Octane Light Portal Material
Last modified: 10 March 2025A portal is a special material applied to a plane to allow the render kernel to efficiently find openings / windows in interior renders. The use of portals will be covered in the section covering lighting options.
Using Light Portals
Portals are a technique to help the render kernel find important light sources. In interior renderings with windows, it i s difficult for the path tracer to find light from the outside environment and optimally render the scene. Portals are planes that are added to the scene in the host modeling program that are used by OctaneRender™ to more efficiently render the scene.
When using Portals, all opening must be covered with a portal. It will not work if only one window has a portal over it when all other windows do not have a portal over them.

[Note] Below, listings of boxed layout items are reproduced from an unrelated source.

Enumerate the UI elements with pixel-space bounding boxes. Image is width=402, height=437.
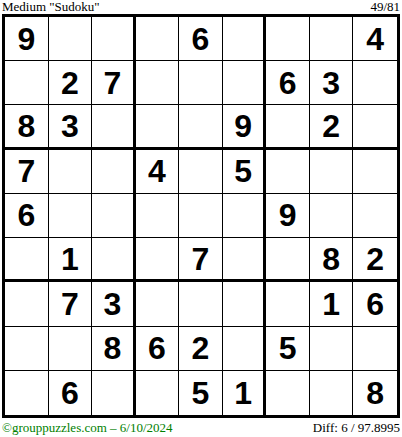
cell-r8c8[interactable] xyxy=(310,327,354,371)
cell-r5c2[interactable] xyxy=(49,194,93,238)
cells-remaining-counter: 49/81 xyxy=(370,0,400,14)
cell-r6c1[interactable] xyxy=(5,238,49,282)
cell-r9c6[interactable]: 1 xyxy=(223,371,267,415)
cell-r7c6[interactable] xyxy=(223,282,267,326)
cell-r3c4[interactable] xyxy=(136,105,180,149)
cell-r6c2[interactable]: 1 xyxy=(49,238,93,282)
cell-r7c8[interactable]: 1 xyxy=(310,282,354,326)
cell-r6c5[interactable]: 7 xyxy=(179,238,223,282)
cell-r7c1[interactable] xyxy=(5,282,49,326)
sudoku-page: Medium "Sudoku" 49/81 964276383927456917… xyxy=(0,0,402,437)
cell-r4c2[interactable] xyxy=(49,150,93,194)
cell-r2c9[interactable] xyxy=(353,61,397,105)
cell-r2c1[interactable] xyxy=(5,61,49,105)
footer: ©grouppuzzles.com – 6/10/2024 Diff: 6 / … xyxy=(0,418,402,437)
cell-r2c5[interactable] xyxy=(179,61,223,105)
cell-r1c5[interactable]: 6 xyxy=(179,17,223,61)
cell-r2c2[interactable]: 2 xyxy=(49,61,93,105)
cell-r1c7[interactable] xyxy=(266,17,310,61)
cell-r1c6[interactable] xyxy=(223,17,267,61)
cell-r9c4[interactable] xyxy=(136,371,180,415)
cell-r2c3[interactable]: 7 xyxy=(92,61,136,105)
cell-r8c7[interactable]: 5 xyxy=(266,327,310,371)
cell-r3c3[interactable] xyxy=(92,105,136,149)
cell-r2c4[interactable] xyxy=(136,61,180,105)
cell-r3c6[interactable]: 9 xyxy=(223,105,267,149)
cell-r4c6[interactable]: 5 xyxy=(223,150,267,194)
cell-r7c9[interactable]: 6 xyxy=(353,282,397,326)
cell-r8c4[interactable]: 6 xyxy=(136,327,180,371)
cell-r5c4[interactable] xyxy=(136,194,180,238)
cell-r4c3[interactable] xyxy=(92,150,136,194)
cell-r8c6[interactable] xyxy=(223,327,267,371)
cell-r1c1[interactable]: 9 xyxy=(5,17,49,61)
sudoku-board: 96427638392745691782731686256518 xyxy=(2,14,400,418)
cell-r1c2[interactable] xyxy=(49,17,93,61)
cell-r3c9[interactable] xyxy=(353,105,397,149)
cell-r5c8[interactable] xyxy=(310,194,354,238)
cell-r2c7[interactable]: 6 xyxy=(266,61,310,105)
cell-r7c7[interactable] xyxy=(266,282,310,326)
cell-r8c9[interactable] xyxy=(353,327,397,371)
cell-r9c2[interactable]: 6 xyxy=(49,371,93,415)
cell-r7c3[interactable]: 3 xyxy=(92,282,136,326)
copyright-text: ©grouppuzzles.com – 6/10/2024 xyxy=(2,420,173,436)
cell-r1c9[interactable]: 4 xyxy=(353,17,397,61)
cell-r9c3[interactable] xyxy=(92,371,136,415)
cell-r9c8[interactable] xyxy=(310,371,354,415)
difficulty-text: Diff: 6 / 97.8995 xyxy=(313,420,400,436)
cell-r8c2[interactable] xyxy=(49,327,93,371)
cell-r9c5[interactable]: 5 xyxy=(179,371,223,415)
cell-r1c8[interactable] xyxy=(310,17,354,61)
cell-r3c8[interactable]: 2 xyxy=(310,105,354,149)
cell-r9c1[interactable] xyxy=(5,371,49,415)
cell-r3c2[interactable]: 3 xyxy=(49,105,93,149)
cell-r6c8[interactable]: 8 xyxy=(310,238,354,282)
cell-r5c3[interactable] xyxy=(92,194,136,238)
cell-r6c3[interactable] xyxy=(92,238,136,282)
cell-r9c9[interactable]: 8 xyxy=(353,371,397,415)
cell-r1c4[interactable] xyxy=(136,17,180,61)
header: Medium "Sudoku" 49/81 xyxy=(0,0,402,14)
cell-r4c1[interactable]: 7 xyxy=(5,150,49,194)
cell-r5c5[interactable] xyxy=(179,194,223,238)
cell-r6c4[interactable] xyxy=(136,238,180,282)
cell-r5c9[interactable] xyxy=(353,194,397,238)
cell-r4c5[interactable] xyxy=(179,150,223,194)
cell-r1c3[interactable] xyxy=(92,17,136,61)
cell-r3c5[interactable] xyxy=(179,105,223,149)
cell-r9c7[interactable] xyxy=(266,371,310,415)
puzzle-title: Medium "Sudoku" xyxy=(2,0,100,14)
cell-r8c1[interactable] xyxy=(5,327,49,371)
cell-r5c1[interactable]: 6 xyxy=(5,194,49,238)
cell-r3c1[interactable]: 8 xyxy=(5,105,49,149)
cell-r6c7[interactable] xyxy=(266,238,310,282)
cell-r7c4[interactable] xyxy=(136,282,180,326)
cell-r4c7[interactable] xyxy=(266,150,310,194)
cell-r5c6[interactable] xyxy=(223,194,267,238)
cell-r3c7[interactable] xyxy=(266,105,310,149)
cell-r8c5[interactable]: 2 xyxy=(179,327,223,371)
cell-r8c3[interactable]: 8 xyxy=(92,327,136,371)
cell-r4c4[interactable]: 4 xyxy=(136,150,180,194)
cell-r6c9[interactable]: 2 xyxy=(353,238,397,282)
cell-r7c5[interactable] xyxy=(179,282,223,326)
cell-r2c8[interactable]: 3 xyxy=(310,61,354,105)
cell-r6c6[interactable] xyxy=(223,238,267,282)
cell-r5c7[interactable]: 9 xyxy=(266,194,310,238)
cell-r4c8[interactable] xyxy=(310,150,354,194)
cell-r7c2[interactable]: 7 xyxy=(49,282,93,326)
cell-r4c9[interactable] xyxy=(353,150,397,194)
cell-r2c6[interactable] xyxy=(223,61,267,105)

The normals on the Portal object MUST be pointed into the scene or the render kernel will not use it properly.
Currently, portals cannot be placed in openings which are not open, eg a window with a portal cannot contain glass at this time.

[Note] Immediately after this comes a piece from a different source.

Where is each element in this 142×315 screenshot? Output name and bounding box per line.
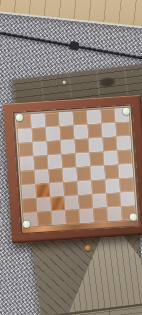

In some complex scenes and situations, portals might slow down the render, so a bit of experimentation with/without should be done.
note
Portals only apply to pathtracing type kernels, eg pathtracing and PMC. (not directlighting/ambient occlusion)
It is best to try to use the least amount of geometry for portals, eg only a few simple rectangular planes are best, the more geometry your portals contain, the slower the engine might become.
Sometimes it is better to place one large portal over many small windows due to the above. It's ok to make a portal larger than the opening, just make sure it closes/covers all opening(s). A portal which is unnecessarily large will end up slowing down the efficiency, as some of the rays through the covered parts of the portal will not go outside the space.
Portals, when defined with the portal material, will not show up in your render, eg this will be invisible geometry.